Note: If you plan to use this code in production, implementing a caching layer for embeddings and responses would significantly reduce API calls and improve performance.

Jupyter Notebook

This project evolved from a Jupyter notebook where I explored and developed the core concepts. The notebook contains:

  • Detailed exploration of the RAG implementation
  • Step-by-step development of the ECO Assistant
  • Visualizations and output examples
  • Comprehensive documentation of the approach

I've included the original notebook in this repository to show my development process and provide additional context for how the project was created. The packaged Python code in this repository is a refined, production-ready implementation of the concepts developed in the notebook.

To explore the development process:

jupyter notebook notebooks/ECO-assistant.ipynb

About the Data

All ECO documents included in this project are synthetic and were created solely for educational purposes. The documents are located in the SYNT_DOCS folder and represent fictional engineering change orders for the "MatrixSync X100" fitness tracker - a product that doesn't exist.
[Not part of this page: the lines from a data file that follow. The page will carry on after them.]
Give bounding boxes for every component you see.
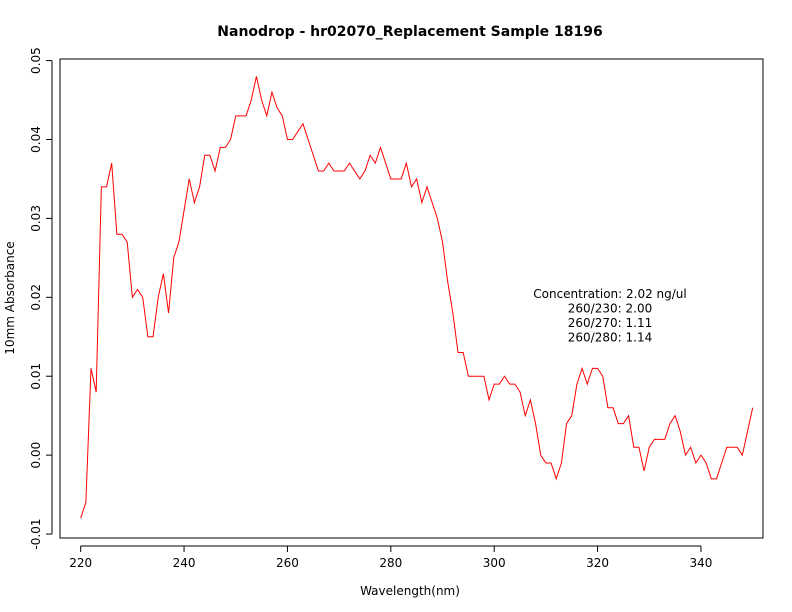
annotation-line: 260/230: 2.00 [568,302,652,316]
y-axis-label: 10mm Absorbance [3,241,17,354]
annotation-line: Concentration: 2.02 ng/ul [533,287,687,301]
y-tick-label: 0.03 [29,205,43,232]
y-tick-label: 0.01 [29,363,43,390]
y-tick-label: 0.04 [29,126,43,153]
y-tick-label: -0.01 [29,519,43,550]
x-tick-label: 260 [276,556,299,570]
y-tick-label: 0.02 [29,284,43,311]
x-tick-label: 240 [173,556,196,570]
x-tick-label: 220 [69,556,92,570]
x-tick-label: 300 [483,556,506,570]
plot-frame [59,58,764,539]
absorbance-series-line [80,76,754,519]
x-axis-label: Wavelength(nm) [360,584,460,598]
annotation-line: 260/270: 1.11 [568,316,652,330]
x-tick-label: 340 [690,556,713,570]
x-tick-label: 280 [379,556,402,570]
y-tick-label: 0.00 [29,442,43,469]
y-tick-label: 0.05 [29,47,43,74]
y-axis: -0.01 0.00 0.01 0.02 0.03 0.04 0.05 [29,47,53,550]
chart-title: Nanodrop - hr02070_Replacement Sample 18… [217,24,602,40]
x-axis: 220 240 260 280 300 320 340 [69,545,713,570]
annotation-line: 260/280: 1.14 [568,331,652,345]
x-tick-label: 320 [586,556,609,570]
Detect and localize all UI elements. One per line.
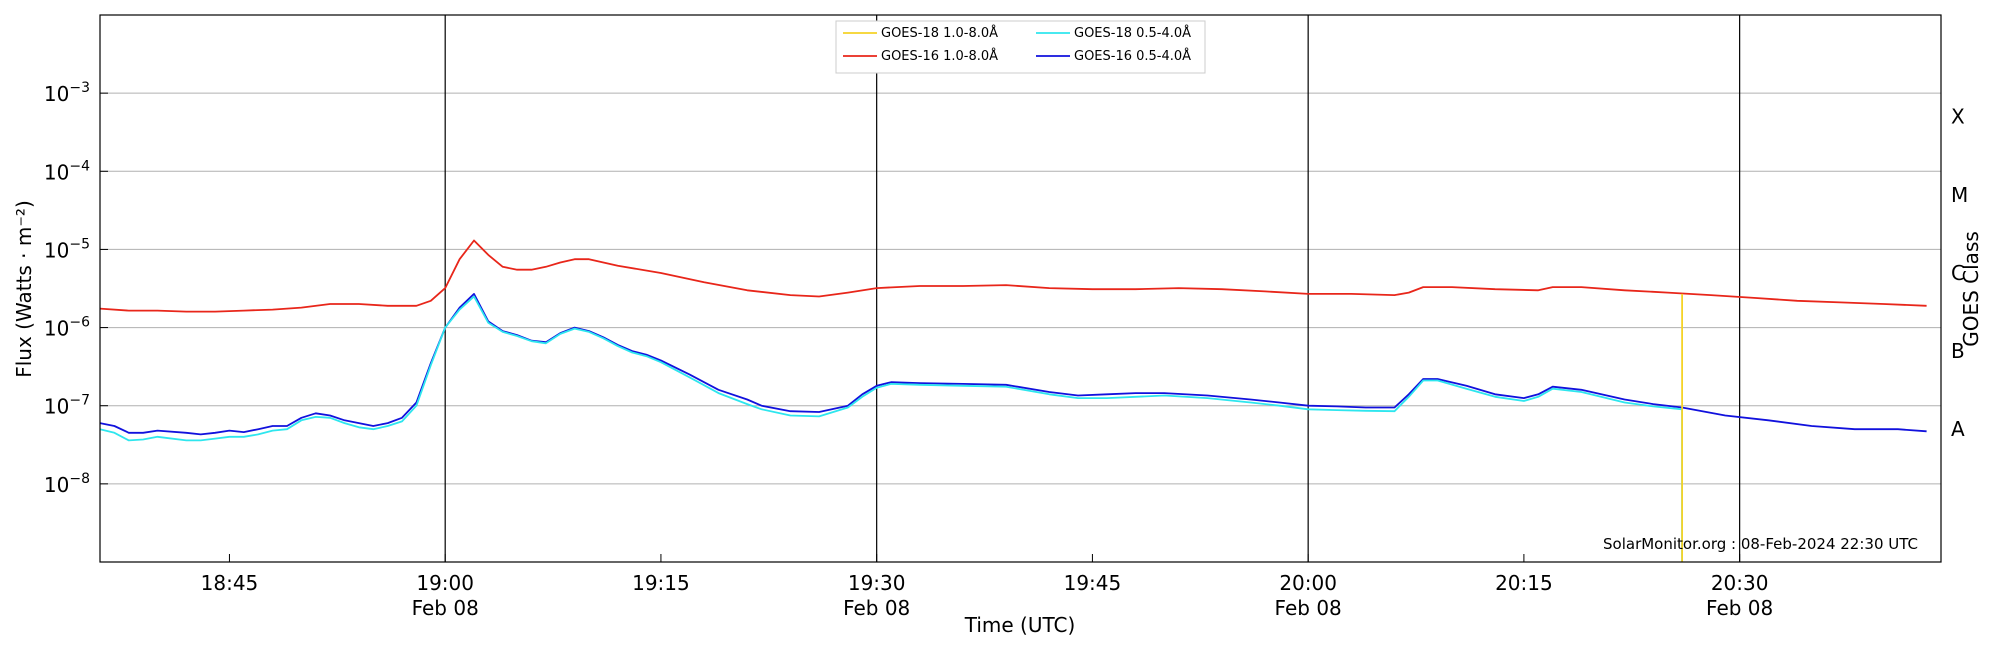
- x-tick-date-label: Feb 08: [1275, 596, 1342, 620]
- x-tick-label: 20:15: [1495, 571, 1553, 595]
- y-axis-title: Flux (Watts · m⁻²): [12, 200, 36, 378]
- y-tick-exponent: −6: [69, 315, 90, 331]
- series-line: [99, 239, 1927, 313]
- y-tick-base: 10: [44, 238, 69, 262]
- x-tick-label: 18:45: [201, 571, 259, 595]
- y-tick-exponent: −4: [69, 158, 90, 174]
- x-tick-date-label: Feb 08: [843, 596, 910, 620]
- y-axis-ticks: 10−810−710−610−510−410−3: [44, 80, 108, 497]
- y-tick-base: 10: [44, 395, 69, 419]
- x-tick-label: 19:15: [632, 571, 690, 595]
- y-tick-label: 10−3: [44, 80, 90, 106]
- y-tick-label: 10−8: [44, 471, 90, 497]
- x-tick-label: 20:00: [1279, 571, 1337, 595]
- goes-class-labels: A B C M X: [1951, 105, 1968, 442]
- x-tick-label: 19:00: [416, 571, 474, 595]
- series-line: [99, 292, 1927, 436]
- series-layer: [99, 239, 1927, 562]
- y-tick-label: 10−6: [44, 315, 90, 341]
- legend-label: GOES-16 0.5-4.0Å: [1074, 48, 1191, 64]
- y-tick-exponent: −5: [69, 236, 90, 252]
- x-tick-label: 19:45: [1064, 571, 1122, 595]
- plot-frame: [99, 14, 1942, 563]
- goes-class-label: X: [1951, 105, 1965, 129]
- x-axis-title: Time (UTC): [964, 613, 1076, 637]
- goes-class-label: B: [1951, 339, 1965, 363]
- y-tick-base: 10: [44, 82, 69, 106]
- legend-label: GOES-16 1.0-8.0Å: [881, 48, 998, 64]
- x-tick-label: 20:30: [1711, 571, 1769, 595]
- y-tick-exponent: −7: [69, 393, 90, 409]
- x-tick-date-label: Feb 08: [1706, 596, 1773, 620]
- legend-box: [835, 20, 1206, 74]
- right-axis-title: GOES Class: [1959, 231, 1983, 347]
- y-tick-label: 10−7: [44, 393, 90, 419]
- y-tick-label: 10−5: [44, 236, 90, 262]
- legend: GOES-18 1.0-8.0Å GOES-18 0.5-4.0Å GOES-16 …: [835, 20, 1206, 74]
- y-tick-exponent: −3: [69, 80, 90, 96]
- goes-class-label: C: [1951, 261, 1965, 285]
- x-tick-label: 19:30: [848, 571, 906, 595]
- x-tick-date-label: Feb 08: [412, 596, 479, 620]
- y-tick-base: 10: [44, 317, 69, 341]
- goes-class-label: A: [1951, 417, 1965, 441]
- legend-label: GOES-18 1.0-8.0Å: [881, 25, 998, 41]
- y-tick-exponent: −8: [69, 471, 90, 487]
- legend-label: GOES-18 0.5-4.0Å: [1074, 25, 1191, 41]
- goes-class-label: M: [1951, 183, 1968, 207]
- y-tick-label: 10−4: [44, 158, 90, 184]
- y-tick-base: 10: [44, 160, 69, 184]
- y-tick-base: 10: [44, 473, 69, 497]
- series-line: [99, 295, 1683, 562]
- grid-lines: [100, 92, 1941, 485]
- source-credit: SolarMonitor.org : 08-Feb-2024 22:30 UTC: [1603, 535, 1918, 553]
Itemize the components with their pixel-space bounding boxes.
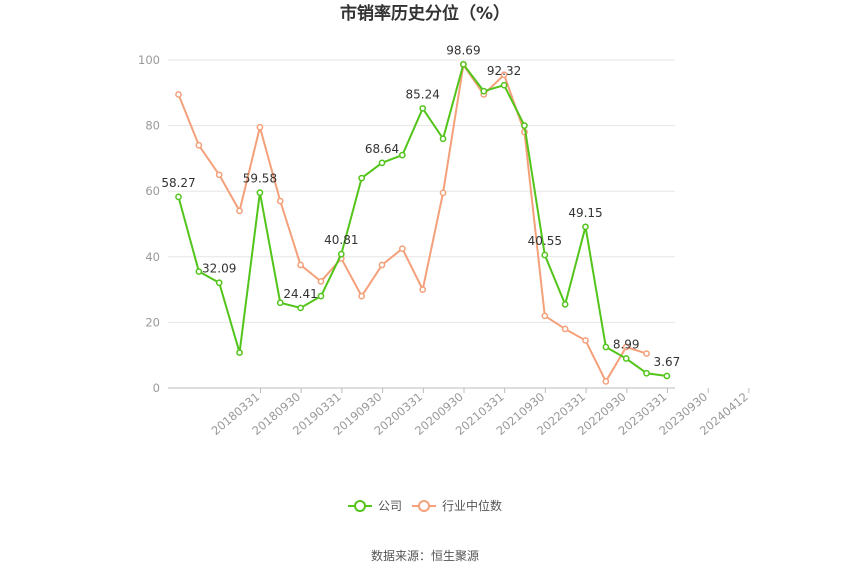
data-point-industry-median [276, 197, 284, 205]
data-point-company [460, 60, 467, 68]
data-point-industry-median [622, 343, 630, 351]
y-tick-label: 60 [145, 184, 160, 198]
data-label-company: 32.09 [202, 262, 236, 276]
data-point-company [256, 189, 264, 196]
data-point-company [582, 223, 589, 231]
chart-title: 市销率历史分位（%） [340, 3, 510, 24]
data-point-industry-median [582, 337, 589, 344]
y-tick-label: 80 [145, 119, 160, 133]
data-point-company [643, 369, 650, 377]
data-point-industry-median [175, 91, 182, 98]
data-label-company: 49.15 [568, 206, 602, 220]
data-label-company: 3.67 [654, 355, 681, 369]
legend-label-industry-median: 行业中位数 [442, 498, 502, 513]
y-tick-label: 40 [145, 250, 160, 264]
data-point-industry-median [541, 312, 549, 320]
data-point-industry-median [399, 245, 406, 252]
data-label-company: 40.55 [528, 234, 562, 248]
data-point-industry-median [561, 325, 569, 333]
data-point-industry-median [643, 350, 650, 357]
y-tick-label: 20 [145, 315, 160, 329]
data-point-industry-median [602, 378, 610, 385]
data-point-company [175, 193, 182, 201]
data-point-industry-median [256, 123, 264, 131]
data-point-industry-median [358, 292, 365, 300]
data-point-company [317, 292, 325, 300]
data-point-industry-median [215, 171, 223, 179]
data-point-company [195, 268, 203, 275]
data-point-industry-median [317, 278, 325, 285]
data-point-company [276, 299, 284, 307]
data-point-company [399, 151, 406, 159]
data-point-company [622, 355, 630, 362]
data-label-company: 59.58 [243, 172, 277, 186]
data-label-company: 24.41 [283, 287, 317, 301]
data-label-company: 68.64 [365, 142, 399, 156]
data-point-company [378, 159, 386, 167]
data-label-company: 40.81 [324, 233, 358, 247]
legend-item-company[interactable]: 公司 [348, 499, 402, 513]
legend-marker-company [354, 500, 366, 512]
source-note: 数据来源：恒生聚源 [371, 548, 479, 563]
data-label-company: 98.69 [446, 43, 480, 57]
data-point-industry-median [236, 207, 243, 215]
data-point-company [541, 251, 549, 259]
data-point-company [358, 174, 365, 182]
data-point-company [480, 87, 488, 95]
data-labels: 58.27 32.09 59.58 24.41 40.81 68.64 85.24 98.69… [161, 43, 680, 369]
data-label-company: 58.27 [161, 176, 195, 190]
legend: 公司 行业中位数 [348, 498, 502, 513]
series-layer [175, 60, 671, 385]
data-point-industry-median [500, 71, 508, 79]
data-point-industry-median [297, 261, 304, 269]
data-label-company: 8.99 [613, 338, 640, 352]
series-line-industry-median [177, 63, 647, 383]
legend-item-industry-median[interactable]: 行业中位数 [412, 498, 502, 513]
axes: 0204060801002018033120180930201903312019… [138, 53, 751, 438]
data-point-industry-median [195, 141, 203, 149]
data-point-industry-median [419, 286, 427, 293]
data-point-company [663, 372, 671, 380]
data-label-company: 85.24 [406, 87, 440, 101]
y-tick-label: 0 [153, 381, 160, 395]
data-point-company [419, 105, 427, 112]
data-point-company [236, 349, 243, 356]
y-tick-label: 100 [138, 53, 160, 67]
data-point-company [215, 279, 223, 287]
data-point-company [602, 343, 610, 351]
data-point-company [500, 81, 508, 89]
legend-marker-industry-median [418, 500, 430, 512]
data-point-industry-median [439, 189, 447, 197]
data-point-company [337, 250, 345, 258]
data-point-company [521, 122, 528, 129]
data-label-company: 92.32 [487, 64, 521, 78]
data-point-company [561, 301, 569, 308]
data-point-company [439, 135, 447, 143]
data-point-company [297, 304, 304, 312]
legend-label-company: 公司 [378, 499, 402, 513]
data-point-industry-median [378, 261, 386, 269]
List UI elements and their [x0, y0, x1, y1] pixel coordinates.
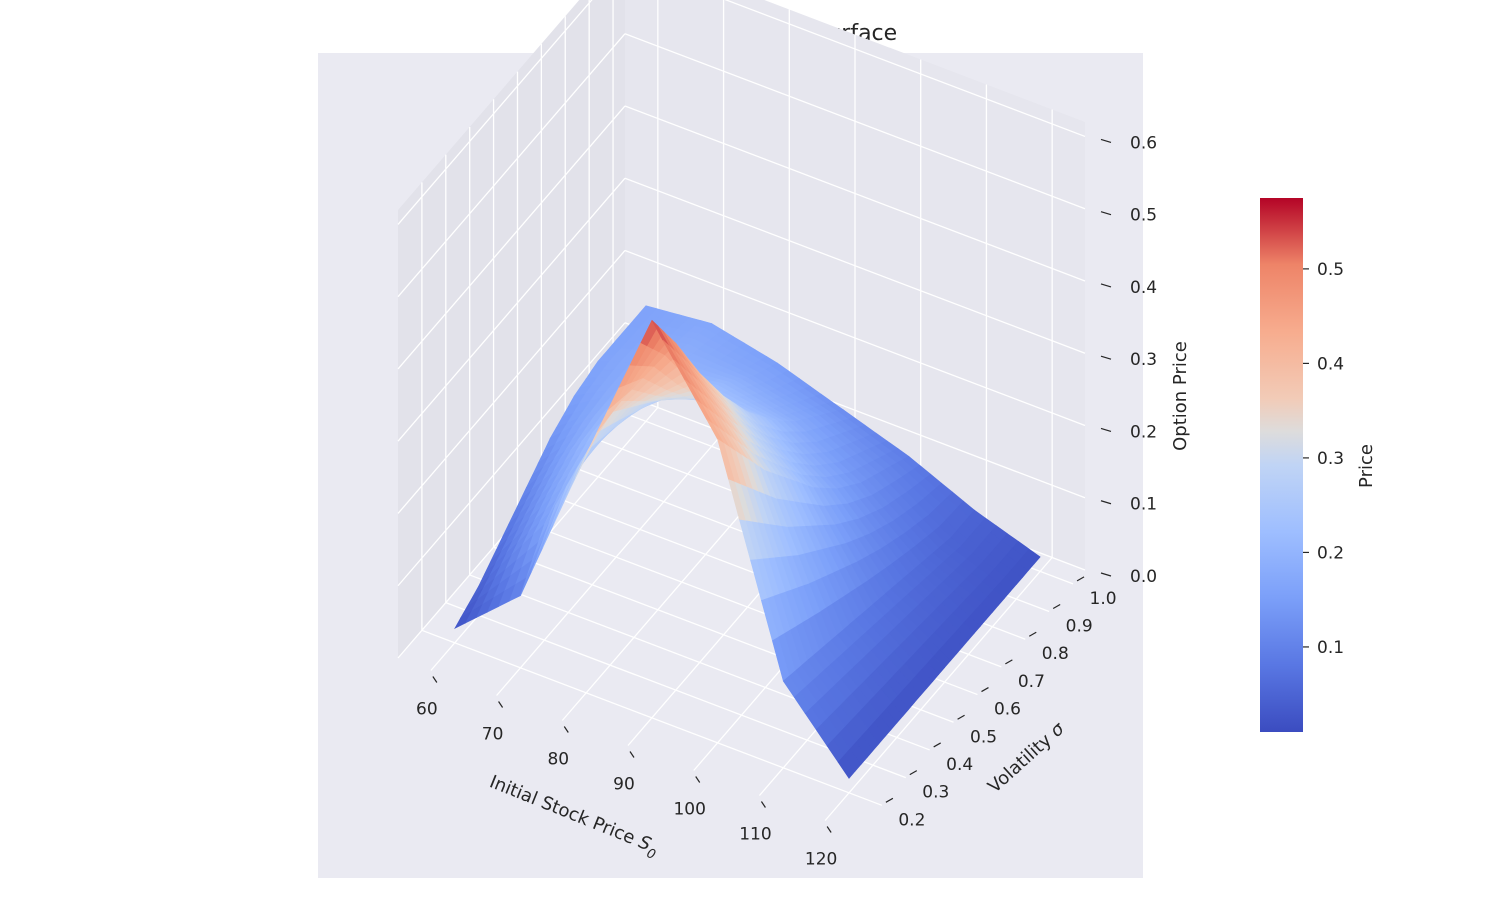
gridline-side-z	[397, 322, 626, 587]
x-tick	[629, 751, 635, 758]
y-tick	[1028, 631, 1037, 637]
gridline-back-z	[624, 33, 1086, 210]
gridline-side-z	[397, 177, 626, 442]
y-tick-label: 0.9	[1066, 617, 1093, 637]
side-pane	[398, 0, 625, 658]
z-tick-label: 0.3	[1130, 350, 1157, 370]
colorbar	[1260, 198, 1303, 732]
y-tick	[1052, 604, 1061, 610]
y-tick	[1005, 659, 1013, 665]
surface-patch	[837, 755, 856, 779]
colorbar-tick-label: 0.3	[1317, 449, 1344, 469]
z-tick	[1100, 355, 1112, 360]
gridline-side-z	[397, 0, 593, 225]
colorbar-tick-label: 0.1	[1317, 638, 1344, 658]
z-tick	[1100, 427, 1112, 433]
z-tick	[1100, 572, 1112, 577]
gridline-back-z	[724, 0, 1086, 138]
x-tick	[498, 701, 504, 708]
x-tick-label: 70	[482, 725, 504, 745]
gridline-side-z	[397, 33, 626, 298]
x-tick-label: 60	[416, 700, 438, 720]
z-tick	[1100, 211, 1112, 216]
y-tick	[885, 797, 894, 803]
z-axis-label: Option Price	[1170, 341, 1191, 451]
surface-mesh	[454, 305, 1041, 779]
y-tick-label: 0.4	[946, 755, 973, 775]
x-tick	[760, 801, 766, 808]
z-tick-label: 0.2	[1130, 422, 1157, 442]
gridline-floor-x	[496, 432, 725, 696]
colorbar-tick-label: 0.2	[1317, 543, 1344, 563]
y-tick	[909, 770, 918, 776]
x-tick-label: 90	[613, 775, 635, 795]
x-tick-label: 120	[805, 850, 837, 870]
x-tick-label: 80	[547, 750, 569, 770]
gridline-floor-y	[421, 629, 883, 806]
x-tick	[695, 776, 701, 783]
gridline-back-z	[624, 249, 1086, 427]
z-tick	[1100, 500, 1112, 505]
y-tick-label: 0.7	[1018, 672, 1045, 692]
gridline-side-z	[397, 250, 626, 514]
y-tick-label: 1.0	[1090, 589, 1117, 609]
x-tick-label: 100	[673, 800, 705, 820]
colorbar-tick-label: 0.5	[1317, 260, 1344, 280]
y-tick	[981, 687, 989, 693]
z-tick-label: 0.4	[1130, 278, 1157, 298]
gridline-back-z	[624, 177, 1086, 354]
gridline-floor-x	[824, 557, 1053, 821]
colorbar-tick-label: 0.4	[1317, 354, 1344, 374]
z-tick-label: 0.1	[1130, 495, 1157, 515]
y-tick	[933, 742, 941, 748]
y-tick	[957, 714, 965, 720]
gridline-side-z	[397, 105, 626, 370]
x-tick	[432, 676, 438, 683]
x-tick	[563, 726, 569, 733]
y-tick-label: 0.2	[898, 810, 925, 830]
z-tick	[1100, 138, 1112, 144]
z-tick-label: 0.5	[1130, 206, 1157, 226]
x-tick-label: 110	[739, 825, 771, 845]
gridline-back-z	[624, 105, 1086, 282]
x-tick	[826, 826, 832, 833]
y-tick	[1076, 576, 1085, 582]
y-tick-label: 0.6	[994, 700, 1021, 720]
colorbar-ticks: 0.1 0.2 0.3 0.4 0.5	[1303, 260, 1344, 658]
y-tick-label: 0.5	[970, 727, 997, 747]
colorbar-label: Price	[1356, 444, 1377, 488]
y-tick-label: 0.8	[1042, 644, 1069, 664]
z-tick-label: 0.0	[1130, 567, 1157, 587]
axis-ticks: 60 70 80 90 100 110 120 0.2 0.3 0.4 0.5 0.6 0.7 0.8 0.…	[416, 133, 1157, 869]
y-tick-label: 0.3	[922, 783, 949, 803]
z-tick-label: 0.6	[1130, 133, 1157, 153]
z-tick	[1100, 283, 1112, 288]
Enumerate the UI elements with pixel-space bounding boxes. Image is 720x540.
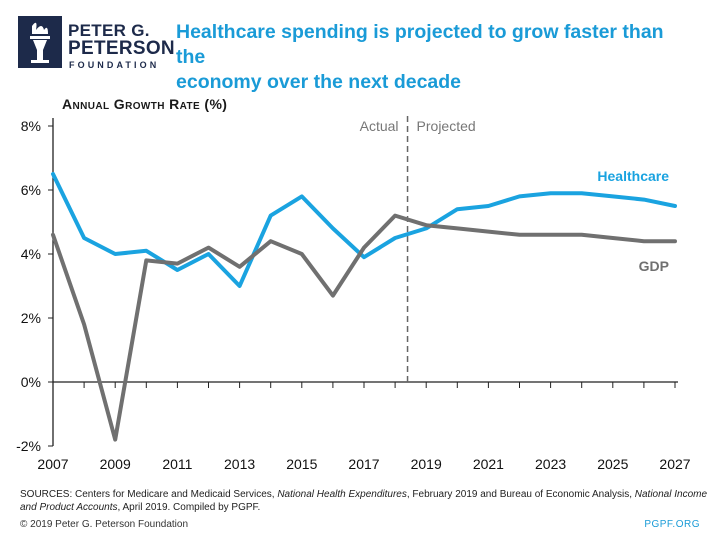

These synthetic documents demonstrate common patterns found in engineering change management but do not reflect any real products, companies, or proprietary information. They showcase various types of engineering changes including:

  • Hardware modifications
  • Component replacements
  • Material changes
  • Firmware updates

The synthetic nature of these documents makes this project suitable for educational use without concerns about intellectual property or confidential information.

Acknowledgements

This project builds upon foundation concepts and patterns learned from the Google Generative AI with Gemini API course on Kaggle. Specifically, the following implementation patterns were adapted from the course labs:

  • Basic Gemini API integration and configuration
  • RAG implementation framework using ChromaDB vector storage
  • Few-shot prompting techniques for consistent extraction
  • Structured output generation using LangChain

I've extended these concepts to create a specialized application for Engineering Change Order (ECO) processing, adding:

  • Domain-specific prompting for ECO document understanding
  • Comprehensive error handling and rate limit management
  • Structured data extraction pipeline for ECO metadata
  • Email generation for stakeholder communications
  • Batch processing capabilities for multiple ECOs

The course provided an excellent learning foundation that was then applied to this specialized domain to solve real-world engineering documentation challenges. All ECO documents are fictional and created for demonstration purposes only.


Licensing

Code

All source code in this repository is licensed under the MIT License.

Dataset

The dataset located in the SYNT_DOCS/ folder is licensed under the Creative Commons Attribution-NonCommercial 4.0 International (CC BY-NC 4.0).

Under the following terms:

  • Attribution — You must give appropriate credit, provide a link to the license, and indicate if changes were made.
  • NonCommercial — You may not use the dataset for commercial purposes.

This license applies only to the contents of the SYNT_DOCS/ directory.